Quelle belle et subtile intrigue !
Miguel Dorey souffre d’une déficience auditive congénitale. Pendant son enfance, il est très concentré pour recomposer ce qu’il n’entend pas, pour chercher ce qui lui est caché. Opéré, il découvre que la cryptographie est faite pour lui quand il trouve un livre de Colina Ross qui traite du thème. Celui-ci enseigne cette matière dans le tréfonds de l’université de Buenos Aires et Miguel s’inscrit à son cours, un cours sans cesse perturbé par des interventions d’étudiants appelant à aller manifester. Il y rencontre un autre passionné de cette science. Il est séduit par ce professeur, qui a travaillé dans sa jeunesse avec Alexander Maldany pour le déchiffrement de la langue minoenne – la langue de Dédale.
Sur le campus, il remarque une jeune étudiante qu’il retrouve alors qu’une manifestation de soutien à des ouvriers est chargée par la police. Eleonora et lui se plaisent. Miguel, pour fonder le club de cryptographes de Buenos Aires, veut le soutien de Ross. En arrivant à son bureau, il voit Eleonora en sortir furieuse. Colina lui révèle qu’elle ne veut pas qu’on sache qui est son père. Les jours passent, ils vivent une belle histoire d’amour. Le cercle attire de nouveaux venus qui n’ont pas les mêmes objectifs que les fondateurs. Et il se disloque peu de temps avant le coup d’Etat militaire. Pourtant nombre des membres vont être emprisonnés pour déchiffrer des messages. Un jour où Miguel va traduire l’un d’entre eux, émanant d’un ancien membre du cercle, qui l’implique directement…
Si la cryptographie occupe une part essentielle de l’intrigue, Pablo de Santis l’intègre dans l’histoire récente de l’Argentine dans la période qui précède le coup d’Etat militaire du 24 mars 1976, puis pendant la dictature. Il tisse et entrecroise de nombreuses sous-intrigues entre politique, situation universitaire, cryptographie, espionnage, histoire récente, drames et secrets familiaux. Les secrets sont un des fils conducteurs du récit avec la patiente avancée pour les percevoir, les comprendre.
Le romancier utilise ceux-ci sur trois axes. Celui de la cryptographie qui, par sa nature même, en est la source, ceux du couple et de la vie familiale et celui, ou ceux, que chacun porte en soi sans en avoir pleinement conscience, sans même en saisir le sens. À plusieurs reprises, le romancier fait dire à Colina Ross : “Nous sommes capables de trouver la signification de n’importe quel message codé, à l’exception de celui qui nous est destiné.”
La fille du cryptographe permet à l’auteur de poursuivre ses romans à énigmes et de retrouver un thème abordé dans Le Cercle des Douze (Métailié – 2009), celui d’un club confronté à un secret et qui se retrouve dans l’obligation de le résoudre. S’il évoque la dictature, il le fait de manière détournée puis que le narrateur est enfermé pendant les années terribles et n’en connaît la réalité qu’à partir de lectures, de témoignages.
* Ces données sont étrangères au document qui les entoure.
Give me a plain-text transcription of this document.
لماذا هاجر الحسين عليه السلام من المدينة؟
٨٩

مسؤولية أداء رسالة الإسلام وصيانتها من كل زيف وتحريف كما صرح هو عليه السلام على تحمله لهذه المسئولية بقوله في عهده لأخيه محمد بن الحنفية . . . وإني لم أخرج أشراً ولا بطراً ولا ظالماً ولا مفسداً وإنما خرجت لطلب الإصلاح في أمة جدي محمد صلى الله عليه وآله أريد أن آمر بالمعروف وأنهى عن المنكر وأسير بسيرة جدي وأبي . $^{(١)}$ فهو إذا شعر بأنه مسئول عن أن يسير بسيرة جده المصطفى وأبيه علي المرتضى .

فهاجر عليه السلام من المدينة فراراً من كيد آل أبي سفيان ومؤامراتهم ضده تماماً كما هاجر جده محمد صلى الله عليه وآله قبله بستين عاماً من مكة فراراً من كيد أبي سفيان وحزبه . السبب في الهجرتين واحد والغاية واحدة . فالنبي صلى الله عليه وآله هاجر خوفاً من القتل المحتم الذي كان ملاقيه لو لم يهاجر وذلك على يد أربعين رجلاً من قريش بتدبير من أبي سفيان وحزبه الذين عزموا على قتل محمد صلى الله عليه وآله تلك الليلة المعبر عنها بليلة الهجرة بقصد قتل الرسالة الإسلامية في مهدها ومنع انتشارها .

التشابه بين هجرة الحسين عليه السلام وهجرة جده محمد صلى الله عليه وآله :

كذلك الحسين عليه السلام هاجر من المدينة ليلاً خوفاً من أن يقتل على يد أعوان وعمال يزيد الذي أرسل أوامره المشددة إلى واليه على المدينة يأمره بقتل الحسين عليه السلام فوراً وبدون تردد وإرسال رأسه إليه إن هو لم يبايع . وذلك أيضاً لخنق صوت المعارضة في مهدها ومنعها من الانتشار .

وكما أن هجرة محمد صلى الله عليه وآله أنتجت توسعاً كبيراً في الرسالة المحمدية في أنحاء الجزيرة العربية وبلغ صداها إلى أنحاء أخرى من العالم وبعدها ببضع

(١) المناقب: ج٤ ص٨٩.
Un roman érudit sur le langage, sur l’écriture, sur les hiéroglyphes, sur les secrets, citant nombre de maîtres en la matière depuis Giordano Bruno, Xul Solar, Vigenère et son carré, moult façons de crypter… L’auteur introduit nombre de remarques humoristiques et fait déchiffrer la langue oubliée des Minoens de Crète par un personnage de fiction. Or celui-ci est très déçu de ce qu’il trouve.
De Santis sème dans son récit de réflexions pertinentes, d’images amusantes ou grinçantes, de rapprochements inattendus mais plaisants tels que : “…le manque d’argent est la dixième muse. Les neufs autres sont des usurpatrices.” “…les plaques commémoratives et les minutes – les vingt secondes – de silence.” “…je disposais même de cette mémoire réservée aux femmes, qui permet de se souvenir des anniversaires, des dates importantes, du nombre d’enfants qu’ont les gens, des âges et des prénoms de ces enfants.”
La fille du cryptographe est un superbe roman pour l’intensité de son intrigue, sa galerie de personnages et pour les informations de toutes nature que l’auteur ne manque pas de donner.
serge perraud
Pablo de Santis, La fille du cryptographe (La hija del critógrafo), traduit de l’espagnol (Argentine) par François Gaudry, Éditions Métailié, coll. “Bibliothèque Hispano-américaine”, septembre 2018, 384 p. – 22,00 €.